In an investigation, skip trace affects how information is collected, evaluated, preserved, or reported. Using the term correctly helps clients and attorneys understand whether a result is a lead, a verified fact, a method, a source, or a limitation.

Section 3

Common Misunderstanding

A frequent mistake is treating skip trace as proof of more than it actually establishes. Professional work identifies the source, date, jurisdiction, identity indicators, competing explanations, and the specific conclusion the information supports.

Section 4

Practical Example

A proper use of skip trace would document the input, method, result, and limitation. The report would avoid unsupported certainty and would identify what additional corroboration, authority, or specialist review is needed.

Section 5

Related Terms and Services

Related concepts may include identity resolution, source corroboration, negative findings, public records, OSINT, surveillance, evidence timelines, and confidence assessments.
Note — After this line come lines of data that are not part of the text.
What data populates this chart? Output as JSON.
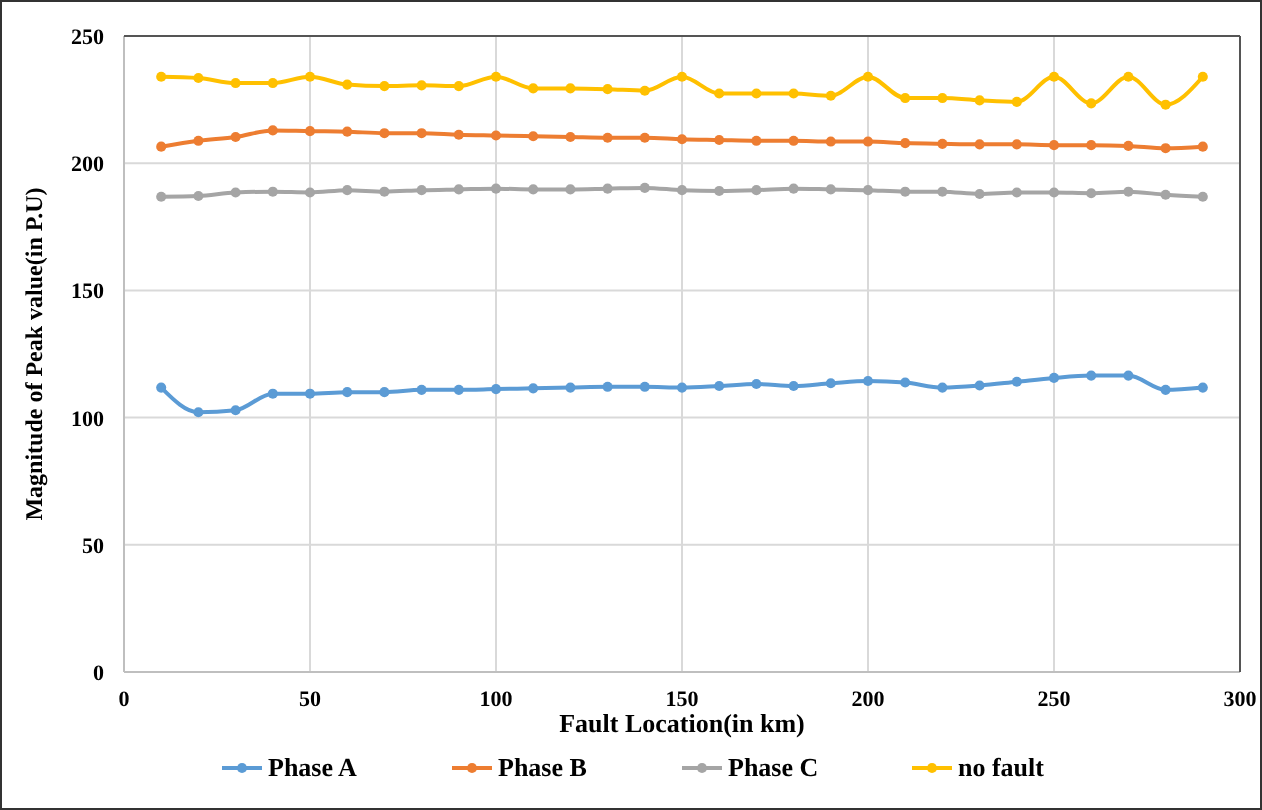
{
  "chart_data": {
    "type": "line",
    "xlabel": "Fault Location(in km)",
    "ylabel": "Magnitude of Peak value(in P.U)",
    "x": [
      10,
      20,
      30,
      40,
      50,
      60,
      70,
      80,
      90,
      100,
      110,
      120,
      130,
      140,
      150,
      160,
      170,
      180,
      190,
      200,
      210,
      220,
      230,
      240,
      250,
      260,
      270,
      280,
      290
    ],
    "series": [
      {
        "name": "Phase A",
        "color": "#5b9bd5",
        "values": [
          111.8,
          102.1,
          102.9,
          109.4,
          109.4,
          110,
          110,
          110.9,
          110.9,
          111.2,
          111.5,
          111.8,
          112.1,
          112.1,
          111.8,
          112.4,
          113.2,
          112.4,
          113.5,
          114.4,
          113.8,
          111.8,
          112.6,
          114.1,
          115.6,
          116.5,
          116.5,
          110.9,
          111.8
        ]
      },
      {
        "name": "Phase B",
        "color": "#ed7d31",
        "values": [
          206.5,
          208.8,
          210.3,
          212.9,
          212.6,
          212.4,
          211.8,
          211.8,
          211.2,
          210.9,
          210.6,
          210.3,
          210,
          210,
          209.4,
          209.1,
          208.8,
          208.8,
          208.5,
          208.5,
          207.9,
          207.6,
          207.4,
          207.4,
          207.1,
          207.1,
          206.8,
          205.9,
          206.5
        ]
      },
      {
        "name": "Phase C",
        "color": "#a5a5a5",
        "values": [
          186.8,
          187.1,
          188.5,
          188.8,
          188.5,
          189.4,
          188.8,
          189.4,
          189.7,
          190,
          189.7,
          189.7,
          190,
          190.3,
          189.4,
          189.1,
          189.4,
          190,
          189.7,
          189.4,
          188.8,
          188.8,
          187.9,
          188.5,
          188.5,
          188.2,
          188.8,
          187.6,
          186.8
        ]
      },
      {
        "name": "no fault",
        "color": "#ffc000",
        "values": [
          234,
          233.5,
          231.5,
          231.5,
          234,
          230.9,
          230.3,
          230.6,
          230.3,
          234,
          229.4,
          229.4,
          229.1,
          228.5,
          234,
          227.4,
          227.4,
          227.4,
          226.5,
          234,
          225.6,
          225.6,
          224.7,
          224.1,
          234,
          223.5,
          234,
          223,
          234
        ]
      }
    ],
    "xlim": [
      0,
      300
    ],
    "xticks": [
      0,
      50,
      100,
      150,
      200,
      250,
      300
    ],
    "ylim": [
      0,
      250
    ],
    "yticks": [
      0,
      50,
      100,
      150,
      200,
      250
    ],
    "grid": true,
    "legend": "bottom",
    "marker": "circle",
    "line_style": "solid"
  }
}
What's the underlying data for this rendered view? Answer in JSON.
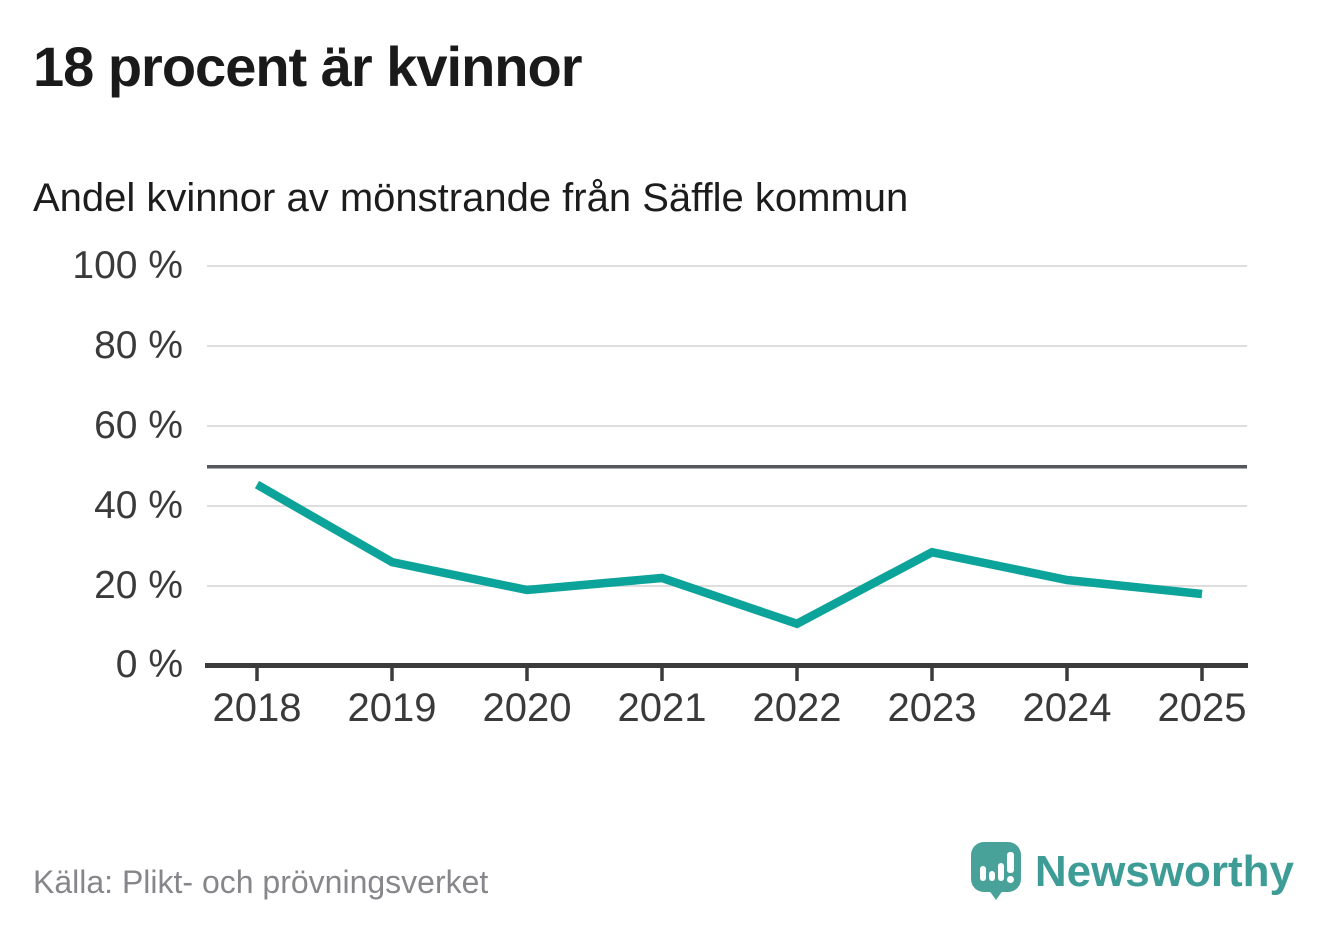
{
  "header": {
    "title": "18 procent är kvinnor",
    "subtitle": "Andel kvinnor av mönstrande från Säffle kommun"
  },
  "footer": {
    "source": "Källa: Plikt- och prövningsverket",
    "brand_name": "Newsworthy"
  },
  "colors": {
    "line": "#0ca39a",
    "reference_line": "#56565e",
    "grid": "#dedede",
    "axis": "#3b3b3b",
    "brand": "#3d9d96"
  },
  "chart_data": {
    "type": "line",
    "title": "Andel kvinnor av mönstrande från Säffle kommun",
    "x": [
      2018,
      2019,
      2020,
      2021,
      2022,
      2023,
      2024,
      2025
    ],
    "series": [
      {
        "name": "Andel kvinnor",
        "values": [
          45.5,
          26,
          19,
          22,
          10.5,
          28.5,
          21.5,
          18
        ]
      }
    ],
    "xlabel": "",
    "ylabel": "",
    "ylim": [
      0,
      100
    ],
    "unit": "%",
    "yticks": [
      "100 %",
      "80 %",
      "60 %",
      "40 %",
      "20 %",
      "0 %"
    ],
    "xticks": [
      "2018",
      "2019",
      "2020",
      "2021",
      "2022",
      "2023",
      "2024",
      "2025"
    ],
    "reference_line_value": 50,
    "grid": true,
    "legend": false
  }
}
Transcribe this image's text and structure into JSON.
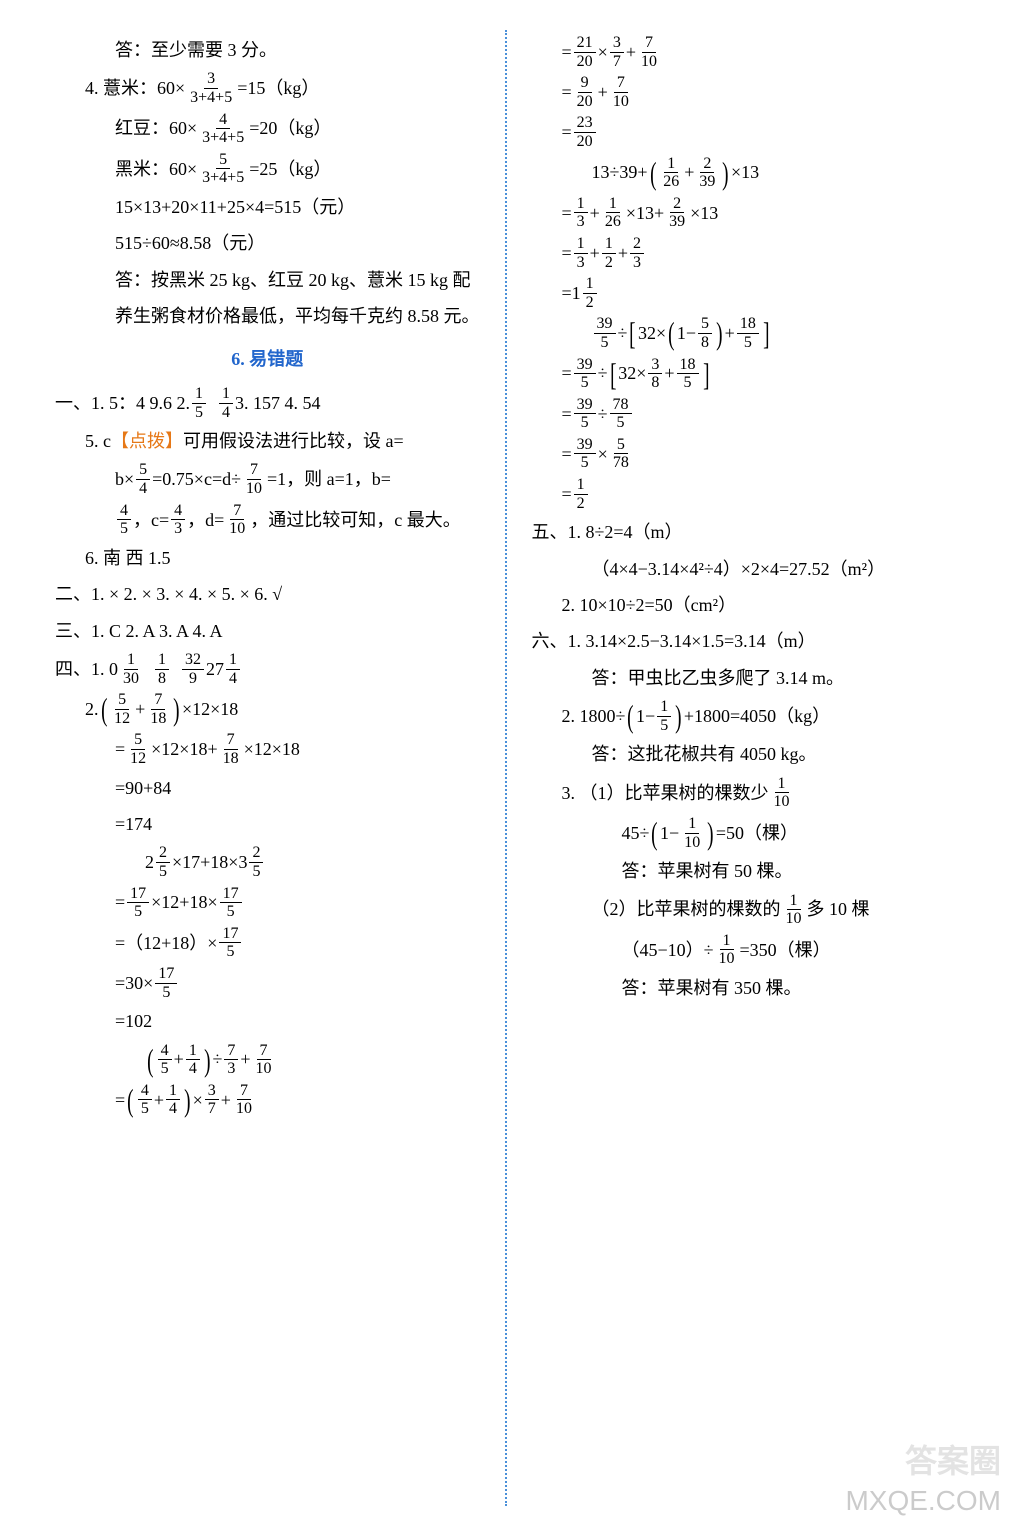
{
  "left": {
    "l1": "答：至少需要 3 分。",
    "l2a": "4. 薏米：60×",
    "l2frac_n": "3",
    "l2frac_d": "3+4+5",
    "l2b": "=15（kg）",
    "l3a": "红豆：60×",
    "l3frac_n": "4",
    "l3frac_d": "3+4+5",
    "l3b": "=20（kg）",
    "l4a": "黑米：60×",
    "l4frac_n": "5",
    "l4frac_d": "3+4+5",
    "l4b": "=25（kg）",
    "l5": "15×13+20×11+25×4=515（元）",
    "l6": "515÷60≈8.58（元）",
    "l7": "答：按黑米 25 kg、红豆 20 kg、薏米 15 kg 配",
    "l8": "养生粥食材价格最低，平均每千克约 8.58 元。",
    "sec6": "6. 易错题",
    "q1_1a": "一、1. 5：4  9.6  2. ",
    "q1_1f1n": "1",
    "q1_1f1d": "5",
    "q1_1f2n": "1",
    "q1_1f2d": "4",
    "q1_1b": "  3. 157  4. 54",
    "q1_5a": "5. c  ",
    "q1_5hint": "【点拨】",
    "q1_5b": "可用假设法进行比较，设 a=",
    "q1_5c": "b×",
    "q1_5f1n": "5",
    "q1_5f1d": "4",
    "q1_5d": "=0.75×c=d÷",
    "q1_5f2n": "7",
    "q1_5f2d": "10",
    "q1_5e": "=1，则 a=1，b=",
    "q1_5f3n": "4",
    "q1_5f3d": "5",
    "q1_5f": "，c=",
    "q1_5f4n": "4",
    "q1_5f4d": "3",
    "q1_5g": "，d=",
    "q1_5f5n": "7",
    "q1_5f5d": "10",
    "q1_5h": "，通过比较可知，c 最大。",
    "q1_6": "6. 南  西  1.5",
    "q2": "二、1. ×  2. ×  3. ×  4. ×  5. ×  6. √",
    "q3": "三、1. C  2. A  3. A  4. A",
    "q4_1a": "四、1. 0  ",
    "q4_1f1n": "1",
    "q4_1f1d": "30",
    "q4_1f2n": "1",
    "q4_1f2d": "8",
    "q4_1f3n": "32",
    "q4_1f3d": "9",
    "q4_1b": "  27  ",
    "q4_1f4n": "1",
    "q4_1f4d": "4",
    "q4_2a": "2. ",
    "q4_2f1n": "5",
    "q4_2f1d": "12",
    "q4_2b": "+",
    "q4_2f2n": "7",
    "q4_2f2d": "18",
    "q4_2c": "×12×18",
    "q4_2d": "=",
    "q4_2f3n": "5",
    "q4_2f3d": "12",
    "q4_2e": "×12×18+",
    "q4_2f4n": "7",
    "q4_2f4d": "18",
    "q4_2f": "×12×18",
    "q4_2g": "=90+84",
    "q4_2h": "=174",
    "q4_2i": "2",
    "q4_2f5n": "2",
    "q4_2f5d": "5",
    "q4_2j": "×17+18×3",
    "q4_2f6n": "2",
    "q4_2f6d": "5",
    "q4_2k": "=",
    "q4_2f7n": "17",
    "q4_2f7d": "5",
    "q4_2l": "×12+18×",
    "q4_2f8n": "17",
    "q4_2f8d": "5",
    "q4_2m": "=（12+18）×",
    "q4_2f9n": "17",
    "q4_2f9d": "5",
    "q4_2n": "=30×",
    "q4_2f10n": "17",
    "q4_2f10d": "5",
    "q4_2o": "=102",
    "q4_2p": "",
    "q4_2f11n": "4",
    "q4_2f11d": "5",
    "q4_2q": "+",
    "q4_2f12n": "1",
    "q4_2f12d": "4",
    "q4_2r": "÷",
    "q4_2f13n": "7",
    "q4_2f13d": "3",
    "q4_2s": "+",
    "q4_2f14n": "7",
    "q4_2f14d": "10",
    "q4_2t": "=",
    "q4_2f15n": "4",
    "q4_2f15d": "5",
    "q4_2u": "+",
    "q4_2f16n": "1",
    "q4_2f16d": "4",
    "q4_2v": "×",
    "q4_2f17n": "3",
    "q4_2f17d": "7",
    "q4_2w": "+",
    "q4_2f18n": "7",
    "q4_2f18d": "10"
  },
  "right": {
    "r1a": "=",
    "r1f1n": "21",
    "r1f1d": "20",
    "r1b": "×",
    "r1f2n": "3",
    "r1f2d": "7",
    "r1c": "+",
    "r1f3n": "7",
    "r1f3d": "10",
    "r2a": "=",
    "r2f1n": "9",
    "r2f1d": "20",
    "r2b": "+",
    "r2f2n": "7",
    "r2f2d": "10",
    "r3a": "=",
    "r3f1n": "23",
    "r3f1d": "20",
    "r4a": "13÷39+",
    "r4f1n": "1",
    "r4f1d": "26",
    "r4b": "+",
    "r4f2n": "2",
    "r4f2d": "39",
    "r4c": "×13",
    "r5a": "=",
    "r5f1n": "1",
    "r5f1d": "3",
    "r5b": "+",
    "r5f2n": "1",
    "r5f2d": "26",
    "r5c": "×13+",
    "r5f3n": "2",
    "r5f3d": "39",
    "r5d": "×13",
    "r6a": "=",
    "r6f1n": "1",
    "r6f1d": "3",
    "r6b": "+",
    "r6f2n": "1",
    "r6f2d": "2",
    "r6c": "+",
    "r6f3n": "2",
    "r6f3d": "3",
    "r7a": "=1",
    "r7f1n": "1",
    "r7f1d": "2",
    "r8f1n": "39",
    "r8f1d": "5",
    "r8a": "÷",
    "r8b": "32×",
    "r8c": "1−",
    "r8f2n": "5",
    "r8f2d": "8",
    "r8d": "+",
    "r8f3n": "18",
    "r8f3d": "5",
    "r9a": "=",
    "r9f1n": "39",
    "r9f1d": "5",
    "r9b": "÷",
    "r9c": "32×",
    "r9f2n": "3",
    "r9f2d": "8",
    "r9d": "+",
    "r9f3n": "18",
    "r9f3d": "5",
    "r10a": "=",
    "r10f1n": "39",
    "r10f1d": "5",
    "r10b": "÷",
    "r10f2n": "78",
    "r10f2d": "5",
    "r11a": "=",
    "r11f1n": "39",
    "r11f1d": "5",
    "r11b": "×",
    "r11f2n": "5",
    "r11f2d": "78",
    "r12a": "=",
    "r12f1n": "1",
    "r12f1d": "2",
    "q5_1a": "五、1. 8÷2=4（m）",
    "q5_1b": "（4×4−3.14×4²÷4）×2×4=27.52（m²）",
    "q5_2": "2. 10×10÷2=50（cm²）",
    "q6_1a": "六、1. 3.14×2.5−3.14×1.5=3.14（m）",
    "q6_1b": "答：甲虫比乙虫多爬了 3.14 m。",
    "q6_2a": "2. 1800÷",
    "q6_2b": "1−",
    "q6_2f1n": "1",
    "q6_2f1d": "5",
    "q6_2c": "+1800=4050（kg）",
    "q6_2d": "答：这批花椒共有 4050 kg。",
    "q6_3a": "3. （1）比苹果树的棵数少",
    "q6_3f1n": "1",
    "q6_3f1d": "10",
    "q6_3b": "45÷",
    "q6_3c": "1−",
    "q6_3f2n": "1",
    "q6_3f2d": "10",
    "q6_3d": "=50（棵）",
    "q6_3e": "答：苹果树有 50 棵。",
    "q6_3f": "（2）比苹果树的棵数的",
    "q6_3f3n": "1",
    "q6_3f3d": "10",
    "q6_3g": "多 10 棵",
    "q6_3h": "（45−10）÷",
    "q6_3f4n": "1",
    "q6_3f4d": "10",
    "q6_3i": "=350（棵）",
    "q6_3j": "答：苹果树有 350 棵。"
  },
  "wm1": "答案圈",
  "wm2": "MXQE.COM"
}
LPIIA applies these concepts under the “Investigations Built Around Facts” doctrine.

Common Questions

What does Skip Trace mean?

A research process used to develop location and contact leads for a person, usually by comparing identifiers, records, associates, and recent activity.

Is this term the same as proof?

Not necessarily. The term may describe a method, lead, record, or analysis step. The report should state what the information actually establishes.

Why does LPIIA define terms?

Clear definitions reduce misunderstanding and help clients, attorneys, and investigators distinguish facts, methods, sources, and limitations.

Where is the term used?

It may appear in LPIIA service pages, reports, evidence checklists, research guides, and attorney assignments.